There was no answer.
I looked up to see Aunt Prue dozing in her rocking chair, the folded paper she’d been fanning herself with resting in her lap. There was no waking Aunt Prue from one of her naps. Not before, and probably not now.
I sighed, gently taking the makeshift fan out of her hand. It unfolded partway, revealing the edge of a drawing. It looked like one of her maps, only half-drawn, more of a doodle than anything else. Aunt Prue couldn’t sit still long without starting to sketch out her whereabouts, even in the Otherworld.
Then I realized it wasn’t a map of His Garden of Perpetual Peace—or if it was, the graveyard world was bigger than I thought.
This wasn’t just any map.
It was a map of the Lunae Libri.
“How can there be a Lunae Libri in the Otherworld? It’s not a grave, right? Nobody died there?”
My mom didn’t look up from her copy of Dante. She hadn’t looked up when I swung open the front door either. She couldn’t hear a word anyone said when she was lost in those pages. Reading was her own version of Traveling.
I stuck my
hand between her face and the yellowed pages, wiggling my fingers. “Mom.”
“What?” My mom looked as startled as a person could look when you hadn’t actually snuck up on them.
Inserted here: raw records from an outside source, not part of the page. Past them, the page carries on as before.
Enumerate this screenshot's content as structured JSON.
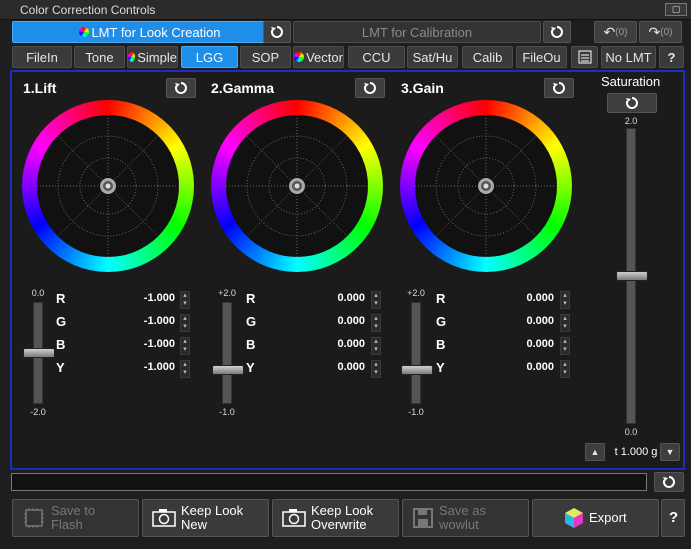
{
  "window": {
    "title": "Color Correction Controls"
  },
  "mode_tabs": {
    "lmt_look": "LMT for Look Creation",
    "lmt_calibration": "LMT for Calibration",
    "undo_count": "(0)",
    "redo_count": "(0)"
  },
  "tabs": [
    {
      "label": "FileIn"
    },
    {
      "label": "Tone"
    },
    {
      "label": "Simple"
    },
    {
      "label": "LGG"
    },
    {
      "label": "SOP"
    },
    {
      "label": "Vector"
    },
    {
      "label": "CCU"
    },
    {
      "label": "Sat/Hu"
    },
    {
      "label": "Calib"
    },
    {
      "label": "FileOu"
    }
  ],
  "no_lmt": "No LMT",
  "help": "?",
  "sections": [
    {
      "title": "1.Lift",
      "slider_max": "0.0",
      "slider_min": "-2.0",
      "level": 0.5,
      "channels": [
        {
          "name": "R",
          "value": "-1.000"
        },
        {
          "name": "G",
          "value": "-1.000"
        },
        {
          "name": "B",
          "value": "-1.000"
        },
        {
          "name": "Y",
          "value": "-1.000"
        }
      ]
    },
    {
      "title": "2.Gamma",
      "slider_max": "+2.0",
      "slider_min": "-1.0",
      "level": 0.333,
      "channels": [
        {
          "name": "R",
          "value": "0.000"
        },
        {
          "name": "G",
          "value": "0.000"
        },
        {
          "name": "B",
          "value": "0.000"
        },
        {
          "name": "Y",
          "value": "0.000"
        }
      ]
    },
    {
      "title": "3.Gain",
      "slider_max": "+2.0",
      "slider_min": "-1.0",
      "level": 0.333,
      "channels": [
        {
          "name": "R",
          "value": "0.000"
        },
        {
          "name": "G",
          "value": "0.000"
        },
        {
          "name": "B",
          "value": "0.000"
        },
        {
          "name": "Y",
          "value": "0.000"
        }
      ]
    }
  ],
  "saturation": {
    "label": "Saturation",
    "max": "2.0",
    "min": "0.0",
    "level": 0.5,
    "value": "1.000",
    "prefix": "t",
    "suffix": "g"
  },
  "bottom": {
    "save_flash": [
      "Save to",
      "Flash"
    ],
    "keep_new": [
      "Keep Look",
      "New"
    ],
    "keep_overwrite": [
      "Keep Look",
      "Overwrite"
    ],
    "save_wowlut": [
      "Save as",
      "wowlut"
    ],
    "export": "Export",
    "help": "?"
  }
}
“Let me save you some time. I saw the movie. The office building catches fire.” I closed the book and held out Aunt Prue’s folded paper. My mom took it, smoothing it out in her hands.
“I knew Dante was ahead of his time.” She smiled, turning over the paper.
“Why was Aunt Prue drawing this?” I asked, but she didn’t answer. She just kept staring at the paper.
“If you’re going to start asking yourself why your aunt does anything, you’ll be busy for the rest of eternity.”
“Why did she need a map?” I asked.
“What your aunt needs is to find someone else to talk to besides you.”
That was all she said. Then she gave up, standing and slipping her arm around my shoulders. “Come on. I’ll show you.”
I followed my mom right down the street that wasn’t a street, until we came to a plot that wasn’t just a plot, and a familiar grave that wasn’t even a grave. I stopped walking as soon as I saw where we were.
My mom laid her hand on Macon’s gravestone, a wistful smile creeping across her face. She pushed on the stone, and it swung open. Ravenwood’s front hall stood there, ghostly and deserted, as if nothing had changed except that Lena’s family had gone to Barbados or something.
“So?” I couldn’t bring myself to step inside. What use was Ravenwood without Lena or her family? It almost made me feel worse to be here in her home and still so far away.
My mom sighed. “So. You’re the one who wanted to go to the Lunae Libri.”